1926–27 FAI Cup

Tournament details
- Country: Republic of Ireland

Final positions
- Champions: Drumcondra (1st title)

Tournament statistics
- Matches played: 12
- Goals scored: 44 (3.67 per match)

= 1926–27 FAI Cup =

The FAI Cup 1926-27 was the sixth edition of Ireland's premier cup competition, The Football Association of Ireland Challenge Cup or FAI Cup. The tournament began on 8 January 1927 and concluded on 9 April with the final replay held at Shelbourne Park, Dublin. An official attendance of 10,000 people watched Leinster Senior League side Drumcondra defeat Brideville in the first final to be decided in extra time.

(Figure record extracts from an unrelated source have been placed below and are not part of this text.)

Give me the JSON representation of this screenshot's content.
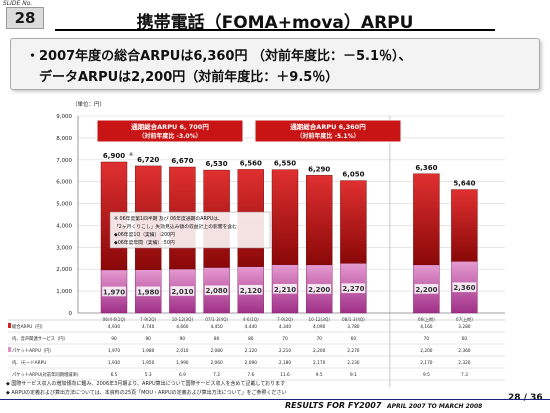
{
  "slide": {
    "no_label": "SLIDE No.",
    "number": "28",
    "title": "携帯電話（FOMA+mova）ARPU"
  },
  "summary": {
    "line1": "・2007年度の総合ARPUは6,360円 （対前年度比：－5.1％）、",
    "line2": "データARPUは2,200円（対前年度比：＋9.5％）"
  },
  "chart_data": {
    "type": "bar",
    "unit_label": "（単位：円）",
    "ylim": [
      0,
      9000
    ],
    "yticks": [
      "0",
      "1,000",
      "2,000",
      "3,000",
      "4,000",
      "5,000",
      "6,000",
      "7,000",
      "8,000",
      "9,000"
    ],
    "categories": [
      "06/4-6(1Q)",
      "7-9(2Q)",
      "10-12(3Q)",
      "07/1-3(4Q)",
      "4-6(1Q)",
      "7-9(2Q)",
      "10-12(3Q)",
      "08/1-3(4Q)",
      "06(上期)",
      "07(上期)"
    ],
    "series": [
      {
        "values": [
          1970,
          1980,
          2010,
          2080,
          2120,
          2210,
          2200,
          2270,
          2200,
          2360
        ]
      },
      {
        "values": [
          4930,
          4740,
          4660,
          4450,
          4440,
          4340,
          4090,
          3780,
          4160,
          3280
        ]
      }
    ],
    "totals": [
      6900,
      6720,
      6670,
      6530,
      6560,
      6550,
      6290,
      6050,
      6360,
      5640
    ],
    "total_labels": [
      "6,900",
      "6,720",
      "6,670",
      "6,530",
      "6,560",
      "6,550",
      "6,290",
      "6,050",
      "6,360",
      "5,640"
    ],
    "total_marks": [
      "※",
      "",
      "",
      "",
      "",
      "",
      "",
      "",
      "",
      ""
    ],
    "data_labels": [
      "1,970",
      "1,980",
      "2,010",
      "2,080",
      "2,120",
      "2,210",
      "2,200",
      "2,270",
      "2,200",
      "2,360"
    ],
    "callouts": [
      {
        "line1": "通期総合ARPU 6, 700円",
        "line2": "（対前年度比 -3.0%）"
      },
      {
        "line1": "通期総合ARPU 6,360円",
        "line2": "（対前年度比 -5.1%）"
      }
    ],
    "note_box": [
      "※ 06年度第1四半期 及び 06年度通期のARPUは、",
      "「2ヶ月くりこし」失効見込み額の収益計上の影響を含む",
      "◆06年度1Q（実績）:200円",
      "◆06年度年間（実績）:50円"
    ],
    "table": {
      "rows": [
        {
          "legend": "総合ARPU（円）",
          "values": [
            "4,930",
            "4,740",
            "4,660",
            "4,450",
            "4,440",
            "4,340",
            "4,090",
            "3,780",
            "4,160",
            "3,280"
          ]
        },
        {
          "legend": "内、音声関連サービス（円）",
          "values": [
            "90",
            "90",
            "90",
            "80",
            "80",
            "70",
            "70",
            "60",
            "70",
            "60"
          ]
        },
        {
          "legend": "パケットARPU（円）",
          "values": [
            "1,970",
            "1,980",
            "2,010",
            "2,080",
            "2,120",
            "2,210",
            "2,200",
            "2,270",
            "2,200",
            "2,360"
          ]
        },
        {
          "legend": "内、iモードARPU",
          "values": [
            "1,930",
            "1,950",
            "1,990",
            "2,060",
            "2,090",
            "2,180",
            "2,170",
            "2,230",
            "2,170",
            "2,320"
          ]
        },
        {
          "legend": "パケットARPU(対前年同期増減率)",
          "values": [
            "6.5",
            "5.3",
            "6.9",
            "7.2",
            "7.6",
            "11.6",
            "9.5",
            "9.1",
            "9.5",
            "7.3"
          ]
        }
      ]
    }
  },
  "notes": [
    "◆ 国際サービス収入の増加傾向に鑑み、2006年3月期より、ARPU算出について国際サービス収入を含めて記載しております",
    "◆ ARPUの定義および算出方法については、本資料の25頁「MOU・ARPUの定義および算出方法について」をご参照ください"
  ],
  "footer": {
    "title": "RESULTS FOR FY2007",
    "period": "APRIL 2007 TO MARCH 2008",
    "page": "28 / 36"
  },
  "colors": {
    "voice_top": "#d42020",
    "voice_bottom": "#7a0000",
    "packet_top": "#e090c8",
    "packet_bottom": "#9a2a80",
    "callout": "#c81414",
    "footer_line": "#1a237e"
  }
}
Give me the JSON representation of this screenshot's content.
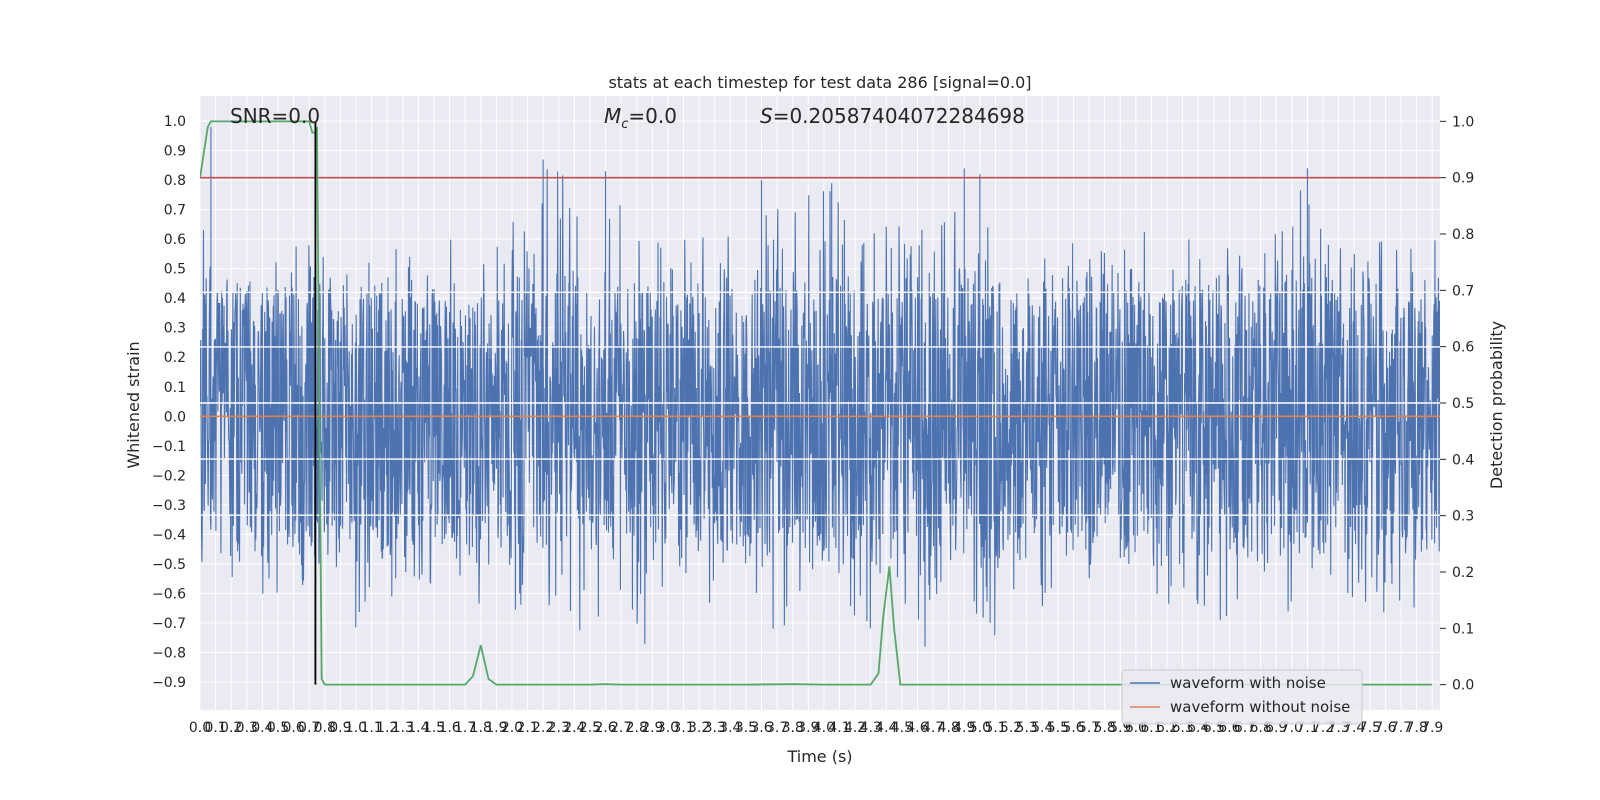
{
  "chart_data": {
    "type": "line",
    "title": "stats at each timestep for test data 286 [signal=0.0]",
    "annotations": {
      "snr": "SNR=0.0",
      "mc_symbol": "M",
      "mc_sub": "c",
      "mc_value": "=0.0",
      "s_symbol": "S",
      "s_value": "=0.20587404072284698"
    },
    "xlabel": "Time (s)",
    "ylabel_left": "Whitened strain",
    "ylabel_right": "Detection probability",
    "xlim": [
      0.0,
      7.95
    ],
    "ylim_left": [
      -0.995,
      1.085
    ],
    "ylim_right": [
      -0.045,
      1.045
    ],
    "x_ticks": [
      0.0,
      0.1,
      0.2,
      0.3,
      0.4,
      0.5,
      0.6,
      0.7,
      0.8,
      0.9,
      1.0,
      1.1,
      1.2,
      1.3,
      1.4,
      1.5,
      1.6,
      1.7,
      1.8,
      1.9,
      2.0,
      2.1,
      2.2,
      2.3,
      2.4,
      2.5,
      2.6,
      2.7,
      2.8,
      2.9,
      3.0,
      3.1,
      3.2,
      3.3,
      3.4,
      3.5,
      3.6,
      3.7,
      3.8,
      3.9,
      4.0,
      4.1,
      4.2,
      4.3,
      4.4,
      4.5,
      4.6,
      4.7,
      4.8,
      4.9,
      5.0,
      5.1,
      5.2,
      5.3,
      5.4,
      5.5,
      5.6,
      5.7,
      5.8,
      5.9,
      6.0,
      6.1,
      6.2,
      6.3,
      6.4,
      6.5,
      6.6,
      6.7,
      6.8,
      6.9,
      7.0,
      7.1,
      7.2,
      7.3,
      7.4,
      7.5,
      7.6,
      7.7,
      7.8,
      7.9
    ],
    "y_ticks_left": [
      -0.9,
      -0.8,
      -0.7,
      -0.6,
      -0.5,
      -0.4,
      -0.3,
      -0.2,
      -0.1,
      0.0,
      0.1,
      0.2,
      0.3,
      0.4,
      0.5,
      0.6,
      0.7,
      0.8,
      0.9,
      1.0
    ],
    "y_ticks_right": [
      0.0,
      0.1,
      0.2,
      0.3,
      0.4,
      0.5,
      0.6,
      0.7,
      0.8,
      0.9,
      1.0
    ],
    "grid": true,
    "legend_placement": "lower-right",
    "series": [
      {
        "name": "waveform with noise",
        "axis": "left",
        "color": "#4c72b0",
        "style": "dense-noise",
        "upper_envelope": [
          [
            0.0,
            0.62
          ],
          [
            0.07,
            0.98
          ],
          [
            0.1,
            0.55
          ],
          [
            0.2,
            0.6
          ],
          [
            0.3,
            0.62
          ],
          [
            0.4,
            0.5
          ],
          [
            0.5,
            0.55
          ],
          [
            0.65,
            0.63
          ],
          [
            0.75,
            0.62
          ],
          [
            0.9,
            0.5
          ],
          [
            1.2,
            0.58
          ],
          [
            1.6,
            0.6
          ],
          [
            1.9,
            0.58
          ],
          [
            2.12,
            0.8
          ],
          [
            2.2,
            0.87
          ],
          [
            2.5,
            0.75
          ],
          [
            2.6,
            0.83
          ],
          [
            3.0,
            0.58
          ],
          [
            3.2,
            0.65
          ],
          [
            3.5,
            0.62
          ],
          [
            3.6,
            0.8
          ],
          [
            3.8,
            0.72
          ],
          [
            4.05,
            0.79
          ],
          [
            4.3,
            0.7
          ],
          [
            4.7,
            0.64
          ],
          [
            4.9,
            0.84
          ],
          [
            5.0,
            0.82
          ],
          [
            5.2,
            0.6
          ],
          [
            5.5,
            0.58
          ],
          [
            5.9,
            0.62
          ],
          [
            6.3,
            0.64
          ],
          [
            6.6,
            0.6
          ],
          [
            6.9,
            0.62
          ],
          [
            7.1,
            0.84
          ],
          [
            7.3,
            0.64
          ],
          [
            7.6,
            0.6
          ],
          [
            7.9,
            0.6
          ]
        ],
        "lower_envelope": [
          [
            0.0,
            -0.52
          ],
          [
            0.2,
            -0.6
          ],
          [
            0.4,
            -0.66
          ],
          [
            0.6,
            -0.58
          ],
          [
            0.8,
            -0.6
          ],
          [
            1.0,
            -0.72
          ],
          [
            1.2,
            -0.62
          ],
          [
            1.5,
            -0.58
          ],
          [
            1.7,
            -0.75
          ],
          [
            1.9,
            -0.65
          ],
          [
            2.2,
            -0.68
          ],
          [
            2.4,
            -0.75
          ],
          [
            2.55,
            -0.8
          ],
          [
            2.75,
            -0.9
          ],
          [
            3.0,
            -0.68
          ],
          [
            3.3,
            -0.72
          ],
          [
            3.5,
            -0.62
          ],
          [
            3.7,
            -0.82
          ],
          [
            4.0,
            -0.62
          ],
          [
            4.3,
            -0.72
          ],
          [
            4.5,
            -0.85
          ],
          [
            4.8,
            -0.74
          ],
          [
            5.0,
            -0.75
          ],
          [
            5.2,
            -0.85
          ],
          [
            5.5,
            -0.66
          ],
          [
            5.8,
            -0.64
          ],
          [
            6.1,
            -0.65
          ],
          [
            6.3,
            -0.7
          ],
          [
            6.6,
            -0.72
          ],
          [
            6.9,
            -0.68
          ],
          [
            7.1,
            -0.63
          ],
          [
            7.4,
            -0.62
          ],
          [
            7.7,
            -0.7
          ],
          [
            7.9,
            -0.6
          ]
        ],
        "core_amplitude": 0.4,
        "spike_amplitude_range": [
          0.3,
          0.55
        ]
      },
      {
        "name": "waveform without noise",
        "axis": "left",
        "color": "#dd8452",
        "x": [
          0.0,
          7.95
        ],
        "y": [
          0.0,
          0.0
        ]
      },
      {
        "name": "detection probability",
        "axis": "right",
        "color": "#55a868",
        "x": [
          0.0,
          0.05,
          0.07,
          0.1,
          0.15,
          0.2,
          0.3,
          0.4,
          0.5,
          0.6,
          0.68,
          0.7,
          0.72,
          0.74,
          0.75,
          0.78,
          0.8,
          0.9,
          1.0,
          1.5,
          1.7,
          1.75,
          1.8,
          1.85,
          1.9,
          2.0,
          2.5,
          2.6,
          2.7,
          3.0,
          3.5,
          3.8,
          4.0,
          4.3,
          4.35,
          4.38,
          4.42,
          4.45,
          4.49,
          5.0,
          6.0,
          7.0,
          7.9
        ],
        "y": [
          0.9,
          0.99,
          1.0,
          1.0,
          1.0,
          1.0,
          1.0,
          1.0,
          1.0,
          1.0,
          1.0,
          1.0,
          0.98,
          0.98,
          0.99,
          0.01,
          0.0,
          0.0,
          0.0,
          0.0,
          0.0,
          0.015,
          0.07,
          0.01,
          0.0,
          0.0,
          0.0,
          0.001,
          0.0,
          0.0,
          0.0,
          0.001,
          0.0,
          0.0,
          0.02,
          0.12,
          0.21,
          0.1,
          0.0,
          0.0,
          0.0,
          0.0,
          0.0
        ]
      },
      {
        "name": "threshold",
        "axis": "right",
        "color": "#c44e52",
        "x": [
          0.0,
          7.95
        ],
        "y": [
          0.9,
          0.9
        ]
      }
    ],
    "vertical_line": {
      "x": 0.74,
      "axis": "right",
      "y_range": [
        0.0,
        1.0
      ],
      "color": "#000000"
    },
    "white_bands_left": [
      0.42,
      0.235,
      0.045,
      -0.145,
      -0.335
    ]
  }
}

Drumcondra completed a cup double having already won the FAI Intermediate Cup

==First round==

| Tie no | Home team | Score | Away team | Date |
|---|---|---|---|---|
| 1 | Athlone Town | 1–4 | Shelbourne | 8 January 1927 |
| 2 | Bohemians | 6–1 | Dundalk | 8 January 1927 |
| 3 | Bray Unknowns | 3–0 | Shamrock Rovers | 8 January 1927 |
| 4 | Brideville | 2–1 | Cobh Ramblers | 9 January 1927 |
| 5 | Jacobs | 0–3 | Drumcondra | 9 January 1927 |
| 6 | Fordsons | 2–1 | St James's Gate | 9 January 1927 |

==Second round==

| Tie no | Home team | Score | Away team | Date |
|---|---|---|---|---|
| 1 | Shelbourne | 5–1 | Bray Unknowns | 22 January 1927 |
| 2 | Fordsons | 2–3 | Bohemians | 23 January 1927 |

| Bye | Brideville |
| Bye | Drumcondra |

==Semi-finals==

5 February, 1927
Brideville 2-0 Shelbourne
  Brideville: Murtagh(2)
----
19 February, 1927
Drumcondra 3-1 Bohemians
  Drumcondra: Swan, Coyle, Murray
  Bohemians: Matthews

==Final==

17 March, 1927
Drumcondra 1-1 Brideville
  Drumcondra: McCarney
  Brideville: McCarthy

===Replay===

9 April, 1927
Drumcondra 1-0 Brideville
  Drumcondra: Murray (aet.)

| Winner of FAI Cup 1926–27 |
|---|
| Drumcondra 1st Title |

==Notes==

A. From 1923 to 1936, the FAI Cup was known as the Free State Cup.

B. Attendances were calculated using gate receipts which limited their accuracy as a large proportion of people, particularly children, attended football matches in Ireland throughout the 20th century for free by a number of means.